To delete duplicate rows from a table in SQL, you can use a combination of the DELETE statement and subqueries to identify and remove the duplicate rows. One common approach is to use a temporary table or a common table expression (CTE) to first identify the duplicate rows and then delete them from the original table.
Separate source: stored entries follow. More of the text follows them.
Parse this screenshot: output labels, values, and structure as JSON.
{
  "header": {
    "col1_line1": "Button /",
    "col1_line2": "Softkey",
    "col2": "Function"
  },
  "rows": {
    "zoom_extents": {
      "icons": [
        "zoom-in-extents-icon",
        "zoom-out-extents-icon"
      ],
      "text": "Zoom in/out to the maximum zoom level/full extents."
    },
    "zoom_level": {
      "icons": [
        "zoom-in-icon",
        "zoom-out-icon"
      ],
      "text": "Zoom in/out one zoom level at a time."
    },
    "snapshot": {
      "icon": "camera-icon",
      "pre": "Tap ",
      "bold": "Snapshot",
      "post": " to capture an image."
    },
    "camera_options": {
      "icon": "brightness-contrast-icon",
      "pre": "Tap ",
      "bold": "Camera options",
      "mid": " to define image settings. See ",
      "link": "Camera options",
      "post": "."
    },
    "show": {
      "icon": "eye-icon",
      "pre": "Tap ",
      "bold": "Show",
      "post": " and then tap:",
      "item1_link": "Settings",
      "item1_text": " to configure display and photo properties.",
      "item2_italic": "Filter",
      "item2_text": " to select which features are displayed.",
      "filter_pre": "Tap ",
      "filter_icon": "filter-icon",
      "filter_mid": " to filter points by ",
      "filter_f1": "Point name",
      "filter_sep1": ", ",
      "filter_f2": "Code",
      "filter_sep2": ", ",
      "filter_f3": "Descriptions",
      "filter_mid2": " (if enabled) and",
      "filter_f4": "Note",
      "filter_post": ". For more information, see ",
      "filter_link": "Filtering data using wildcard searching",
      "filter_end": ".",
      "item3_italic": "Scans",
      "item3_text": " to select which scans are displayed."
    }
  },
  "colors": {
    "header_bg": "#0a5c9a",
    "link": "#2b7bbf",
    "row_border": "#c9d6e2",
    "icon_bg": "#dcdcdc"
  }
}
Here's a general approach using a CTE

Syntax
WITH DuplicateRows AS (
    SELECT column1, column2, ..., ROW_NUMBER() OVER (PARTITION BY column1, column2, ... ORDER BY column1) AS row_num
    FROM your_table_name
)
DELETE FROM DuplicateRows
WHERE row_num > 1;
  • your_table_name: The name of the table from which you want to remove duplicate rows.
  • column1, column2, ...: The columns based on which you want to identify duplicate rows.
  • ROW_NUMBER() OVER (PARTITION BY column1, column2, ... ORDER BY column1) AS row_num: This assigns a unique row number to each row within each group of duplicates, based on the specified columns.
  • row_num > 1: This condition filters out all but one row from each group of duplicates, leaving only one instance of each unique row.

Example

Let's say you have a table named employees and you want to remove duplicate rows based on the email column:

Syntax
WITH DuplicateRows AS (
    SELECT email, ROW_NUMBER() OVER (PARTITION BY email ORDER BY email) AS row_num
    FROM employees
)
DELETE FROM DuplicateRows
WHERE row_num > 1;

This SQL statement will delete all but one row from each group of duplicates based on the email column in the employees table.

Always remember to backup your data before performing delete operations, especially when dealing with data manipulation that may affect multiple rows.